The Antillean piculet has two subspecies, the nominate N. m. micromegas (Sundevall, 1866) and N. m. abbotti (Wetmore, 1928).

==Description==
The Antillean piculet is 14 to 16 cm long and weighs 26 to 33 g. It is the largest piculet, and is about double the size of the Neotropical piculets of genus Picumnus. Adult males of the nominate subspecies have a lemon yellow crown with an orange-red to red patch in the center. Their hindneck is yellowish green and their upperparts dull olive green to yellow-green with a faint rusty-bronze tinge. Their wings are olive green and the flight feathers have yellow-green edges. Their tail is browish olive with a bronze cast. Their cheeks are dull whitish with olive barring, their chin and throat white with a faint yellow tinge, and the rest of their underparts pale yellowish white. The throat has a few small dark spots and the breast and belly have wide dark streaks. Adult females are larger than males and have the same plumage except without the red crown spot. Juveniles are overall duller than adults, do not have a red crown spot, and have obscure barring rather than streaks on their underparts. Subspecies N. m. abbotti is paler than the nominate and has less yellow on the crown, grayer upperparts, a plainer white throat, and less heavy streaks on the underparts.

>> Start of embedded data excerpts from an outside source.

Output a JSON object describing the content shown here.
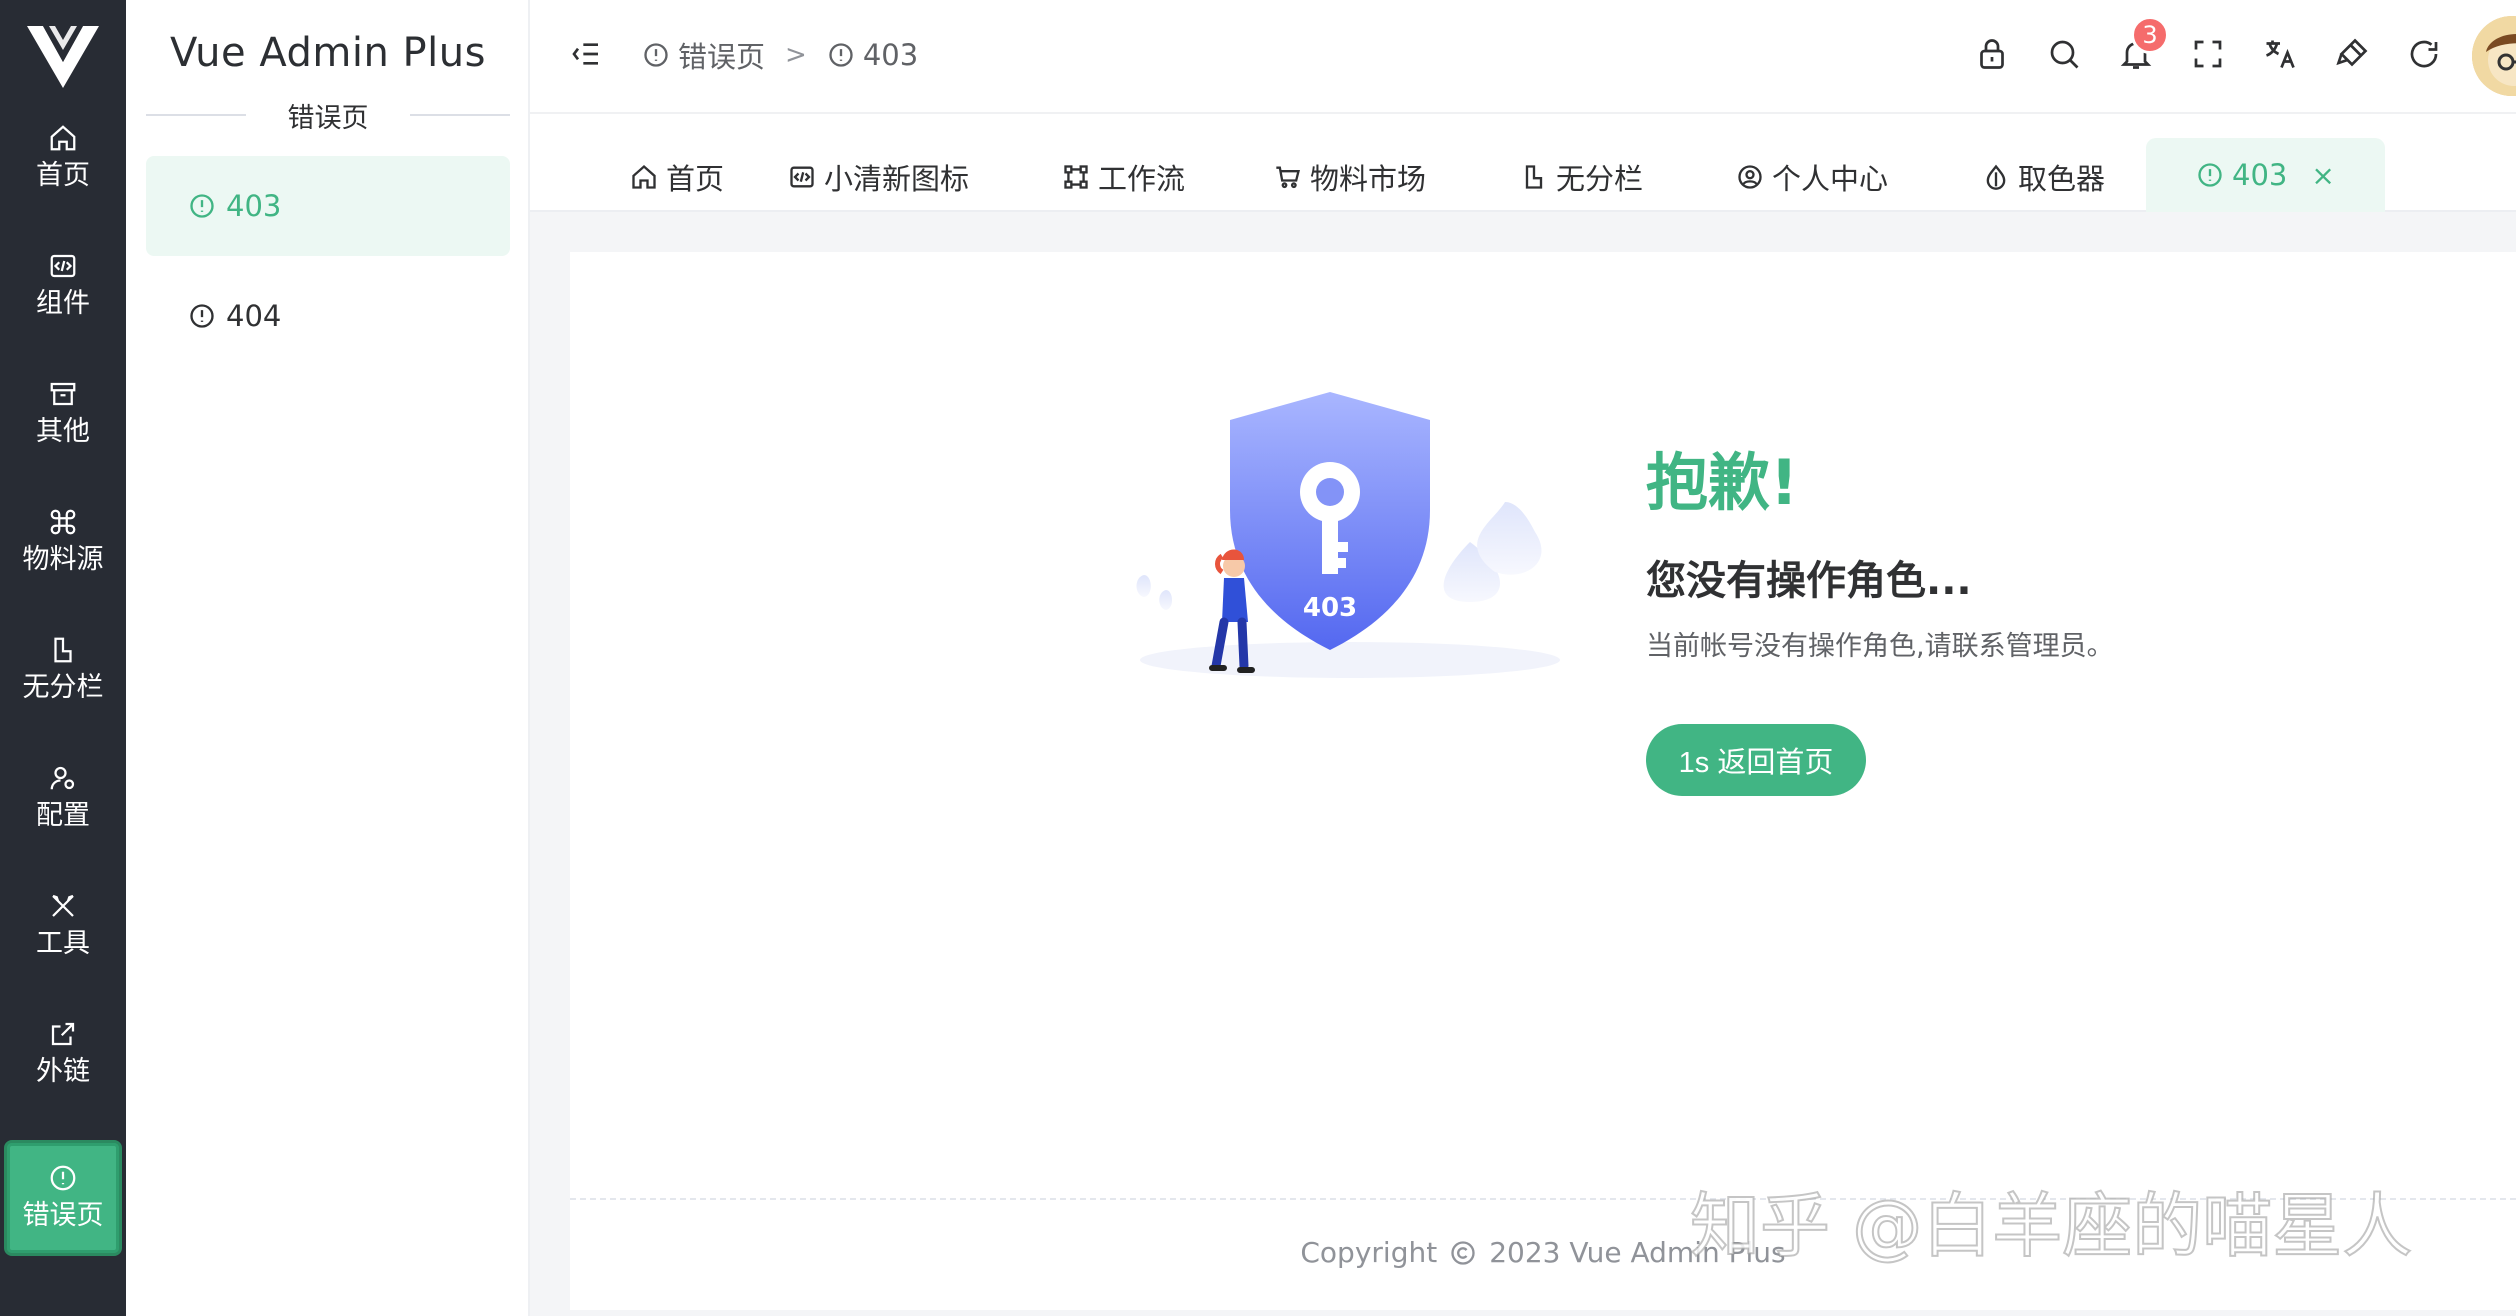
{
  "rail": {
    "items": [
      {
        "label": "首页",
        "icon": "home-icon"
      },
      {
        "label": "组件",
        "icon": "code-icon"
      },
      {
        "label": "其他",
        "icon": "archive-icon"
      },
      {
        "label": "物料源",
        "icon": "command-icon"
      },
      {
        "label": "无分栏",
        "icon": "layout-icon"
      },
      {
        "label": "配置",
        "icon": "user-settings-icon"
      },
      {
        "label": "工具",
        "icon": "tools-icon"
      },
      {
        "label": "外链",
        "icon": "external-link-icon"
      },
      {
        "label": "错误页",
        "icon": "error-icon",
        "active": true
      }
    ]
  },
  "subbar": {
    "title": "Vue Admin Plus",
    "group": "错误页",
    "items": [
      {
        "label": "403",
        "active": true
      },
      {
        "label": "404",
        "active": false
      }
    ]
  },
  "header": {
    "breadcrumb": [
      "错误页",
      "403"
    ],
    "separator": ">",
    "notification_count": "3"
  },
  "tabs": [
    {
      "label": "首页",
      "icon": "home-icon"
    },
    {
      "label": "小清新图标",
      "icon": "code-icon"
    },
    {
      "label": "工作流",
      "icon": "flow-icon"
    },
    {
      "label": "物料市场",
      "icon": "cart-icon"
    },
    {
      "label": "无分栏",
      "icon": "layout-icon"
    },
    {
      "label": "个人中心",
      "icon": "user-icon"
    },
    {
      "label": "取色器",
      "icon": "drop-icon"
    },
    {
      "label": "403",
      "icon": "error-icon",
      "active": true,
      "close": "×"
    }
  ],
  "error": {
    "code": "403",
    "title": "抱歉!",
    "subtitle": "您没有操作角色...",
    "description": "当前帐号没有操作角色,请联系管理员。",
    "button": "1s 返回首页"
  },
  "footer": {
    "copyright_word": "Copyright",
    "copyright_text": "2023 Vue Admin Plus"
  },
  "watermark": "知乎 @白羊座的喵星人",
  "colors": {
    "accent": "#41b584",
    "rail_bg": "#282c34",
    "badge": "#f56c6c"
  }
}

==Distribution and habitat==
The nominate subspecies of Antillean piuculet is found throughout the main island of Hispaniola. N. m. abbotti is restricted to Gonâve Island off the west coast of Haiti. The species inhabits a variety of landscapes including humid and dry broadleaf forests, Hispaniolan pine forests dominated by Pinus occidentalis, semi-arid scrubland, and thorn forest. It also occurs in mangrove forest and occasionally in orchards and plantations. In all habitats it favors dense undergrowth. In elevation it is most numerous between about 400 and 800 m but occurs as high as 1770 m in Sierra de Bahoruco of southwestern Dominican Republic.

==Behavior==
===Movement===
The Antillean piculet is a year-round resident throughout its range.

===Feeding===
The Antillean piculet mostly forages in the forest understorey below about 8 m, but will feed in the crown as well. It mostly hunts by gleaning small branches, twigs, and vines rather than tree trunks, and also probes flowers and clusters of leaves and pine needles. It hunts singly or in pairs. Its diet is mostly insects, especially ants and beetles, and includes other arthropods and a relatively large amount of fruit.

===Breeding===
The Antillean piculet's breeding season is from February to July. It excavates a nest hole or occupies one abandoned by another woodpecker, typically within 5 m off the ground in a stump, tree, palm, or fence post. Pairs are highly territorial and will aggressively call and display towards intruders. The clutch size is two to four eggs; the incubation period and time to fledging are not known.

===Vocalization===
The Antillean piculet has a variety of vocalizations. Members of a pair use "kuk-ki-ki-ki-ke-ku-kuk" as a contact and territorial call. Its alarm calls are "mechanical 'pit' and 'pew' notes" and it makes a "continuous noisy 'yeh-yeh-yeh-yeh' chatter during fights". In contrast to many other woodpeckers, it is not known to drum.